Claire's story starts out on September 16th at around 7:00pm when my mother noticed, while changing Claire's diaper, that her right thigh was swollen. Since as it was after regular business hours I called the answering service at her pediatrician's office and waited for the call back. Claire had been moving on her leg fine but further exploration showed that when I moved it a certain way she would cry, I made mention of all these factors to the doctor when he finally called back and he suggested I should take her into Children's Hospital of Pittsburgh's emergency room. So my friend Sarah and I took her down to the ER and this is when the weekend of waiting began.

We were checked in and then were finally taken back to the triage room. Claire then had her first x-ray and we waited to hear from the doctors. The ER doctor came in to show us a copy of the X-ray and how there was a concerning massive in her right femur. We were told we were being admitted and were just waiting for a room on the floor to open up but until then we were moved to a regular room in the ER and then the IV team came to place an IV in Claire's little arm. The next day was the day before Claire turned ten months old and was filled with multiple tests including a full body MRI and a soft tissue biopsy.

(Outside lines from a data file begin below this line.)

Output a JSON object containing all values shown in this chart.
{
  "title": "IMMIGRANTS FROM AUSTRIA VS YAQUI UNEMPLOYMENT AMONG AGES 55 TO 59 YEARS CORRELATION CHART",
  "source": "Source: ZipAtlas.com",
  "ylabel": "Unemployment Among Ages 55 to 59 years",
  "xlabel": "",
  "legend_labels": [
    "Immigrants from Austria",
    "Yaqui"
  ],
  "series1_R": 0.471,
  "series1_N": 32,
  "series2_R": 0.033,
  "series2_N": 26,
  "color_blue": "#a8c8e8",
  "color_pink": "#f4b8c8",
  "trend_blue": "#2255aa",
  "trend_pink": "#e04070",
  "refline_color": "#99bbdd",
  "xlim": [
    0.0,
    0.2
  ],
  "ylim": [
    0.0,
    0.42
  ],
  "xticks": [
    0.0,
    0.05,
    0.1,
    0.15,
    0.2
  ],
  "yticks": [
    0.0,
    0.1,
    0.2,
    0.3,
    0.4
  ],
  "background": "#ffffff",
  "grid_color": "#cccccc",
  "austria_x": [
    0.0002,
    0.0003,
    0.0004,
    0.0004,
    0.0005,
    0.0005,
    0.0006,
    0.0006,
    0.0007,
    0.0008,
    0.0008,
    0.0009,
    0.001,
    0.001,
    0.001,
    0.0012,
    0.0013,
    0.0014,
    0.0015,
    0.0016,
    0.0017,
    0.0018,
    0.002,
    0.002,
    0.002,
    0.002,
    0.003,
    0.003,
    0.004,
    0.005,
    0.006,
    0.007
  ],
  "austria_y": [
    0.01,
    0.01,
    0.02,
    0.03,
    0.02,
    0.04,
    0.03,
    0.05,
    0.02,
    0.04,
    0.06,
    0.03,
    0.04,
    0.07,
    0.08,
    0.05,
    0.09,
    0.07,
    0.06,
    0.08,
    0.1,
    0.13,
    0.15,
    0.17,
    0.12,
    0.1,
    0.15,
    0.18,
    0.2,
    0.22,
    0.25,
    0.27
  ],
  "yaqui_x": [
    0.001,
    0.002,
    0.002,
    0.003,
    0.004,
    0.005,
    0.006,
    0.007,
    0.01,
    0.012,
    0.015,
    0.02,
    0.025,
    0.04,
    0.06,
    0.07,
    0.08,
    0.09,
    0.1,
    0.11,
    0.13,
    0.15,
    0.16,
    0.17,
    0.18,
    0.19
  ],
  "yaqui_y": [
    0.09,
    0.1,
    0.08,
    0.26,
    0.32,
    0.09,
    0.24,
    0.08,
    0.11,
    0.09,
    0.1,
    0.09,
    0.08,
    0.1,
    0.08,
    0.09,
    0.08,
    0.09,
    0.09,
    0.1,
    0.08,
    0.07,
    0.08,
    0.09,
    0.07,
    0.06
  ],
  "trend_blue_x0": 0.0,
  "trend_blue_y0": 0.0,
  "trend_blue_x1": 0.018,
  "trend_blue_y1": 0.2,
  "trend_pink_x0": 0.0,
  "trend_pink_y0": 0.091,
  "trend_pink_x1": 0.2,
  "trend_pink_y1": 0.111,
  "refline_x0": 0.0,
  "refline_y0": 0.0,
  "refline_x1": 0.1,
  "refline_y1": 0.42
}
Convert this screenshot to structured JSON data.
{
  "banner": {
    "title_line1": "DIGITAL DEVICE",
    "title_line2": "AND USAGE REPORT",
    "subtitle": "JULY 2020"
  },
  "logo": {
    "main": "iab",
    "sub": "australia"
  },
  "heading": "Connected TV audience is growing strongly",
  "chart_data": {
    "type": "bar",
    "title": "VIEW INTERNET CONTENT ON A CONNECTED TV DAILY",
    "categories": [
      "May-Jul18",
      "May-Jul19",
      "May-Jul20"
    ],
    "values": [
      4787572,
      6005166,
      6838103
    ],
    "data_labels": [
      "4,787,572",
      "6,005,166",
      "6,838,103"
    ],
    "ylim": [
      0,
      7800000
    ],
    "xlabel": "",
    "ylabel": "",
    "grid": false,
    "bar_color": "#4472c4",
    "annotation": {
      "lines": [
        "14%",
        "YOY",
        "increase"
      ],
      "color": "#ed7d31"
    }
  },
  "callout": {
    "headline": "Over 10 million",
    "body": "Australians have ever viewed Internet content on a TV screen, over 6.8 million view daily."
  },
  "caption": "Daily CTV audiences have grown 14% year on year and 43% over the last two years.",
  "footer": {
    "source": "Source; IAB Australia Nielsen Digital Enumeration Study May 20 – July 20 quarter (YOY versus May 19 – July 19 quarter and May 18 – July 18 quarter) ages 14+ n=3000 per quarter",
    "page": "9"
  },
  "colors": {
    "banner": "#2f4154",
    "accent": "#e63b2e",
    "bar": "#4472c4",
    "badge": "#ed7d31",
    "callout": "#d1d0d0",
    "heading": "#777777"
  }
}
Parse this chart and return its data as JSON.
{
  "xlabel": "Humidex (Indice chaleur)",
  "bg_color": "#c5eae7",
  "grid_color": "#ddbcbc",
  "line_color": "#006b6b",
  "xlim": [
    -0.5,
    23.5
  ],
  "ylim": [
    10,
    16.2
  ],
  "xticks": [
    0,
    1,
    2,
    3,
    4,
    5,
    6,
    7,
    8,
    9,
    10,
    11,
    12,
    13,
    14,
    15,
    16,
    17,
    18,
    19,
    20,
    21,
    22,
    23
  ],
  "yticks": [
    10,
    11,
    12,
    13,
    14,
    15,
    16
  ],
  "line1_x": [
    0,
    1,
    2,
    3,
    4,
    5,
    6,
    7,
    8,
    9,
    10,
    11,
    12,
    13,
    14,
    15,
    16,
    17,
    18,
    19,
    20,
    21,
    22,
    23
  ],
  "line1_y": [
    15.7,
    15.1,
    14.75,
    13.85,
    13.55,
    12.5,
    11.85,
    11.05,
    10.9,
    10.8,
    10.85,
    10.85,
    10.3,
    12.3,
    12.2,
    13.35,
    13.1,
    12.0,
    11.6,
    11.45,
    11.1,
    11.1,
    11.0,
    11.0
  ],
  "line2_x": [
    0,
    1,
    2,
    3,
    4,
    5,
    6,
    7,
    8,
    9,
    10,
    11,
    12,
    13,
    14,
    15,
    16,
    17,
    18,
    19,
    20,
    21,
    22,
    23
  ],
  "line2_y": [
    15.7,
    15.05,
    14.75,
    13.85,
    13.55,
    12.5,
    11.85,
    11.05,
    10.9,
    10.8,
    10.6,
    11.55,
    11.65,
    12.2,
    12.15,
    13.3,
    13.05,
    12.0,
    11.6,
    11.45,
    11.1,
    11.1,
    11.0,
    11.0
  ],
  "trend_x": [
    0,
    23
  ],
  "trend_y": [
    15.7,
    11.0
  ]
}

That day we had the attending doctor of the floor we were on come in and tell us what they thought it was. Up until now everyone was thinking is was an infection of the bone. Though that is not the news this doctor had. Cancer. She has Ewing's Sarcoma cancer in her right femur is what he told us and the news hit us like a rock that would weigh heavy on our hearts forever. The next day we were finally able to speak with the oncologist whom would be taking Claire's case from then on. We were then told that yes it does look like that but they could not say for sure until the pathology report was final. That first hospital stay is now just a blur of tests. Claire had a chest CT, a full body bone scan, a echo cardiogram, bone marrow biopsy, and a central line placed. Tuesday, September 20th we started the chemotherapy and then were discharged on Wednesday. 

Claire has already under gone 10 chemotherapy treatments and surgery in which she had a free vascular graft of the fibula to the femur and femur was removed. She now has 4 more rounds of chemo and is in a spica cast for at least 4 more weeks.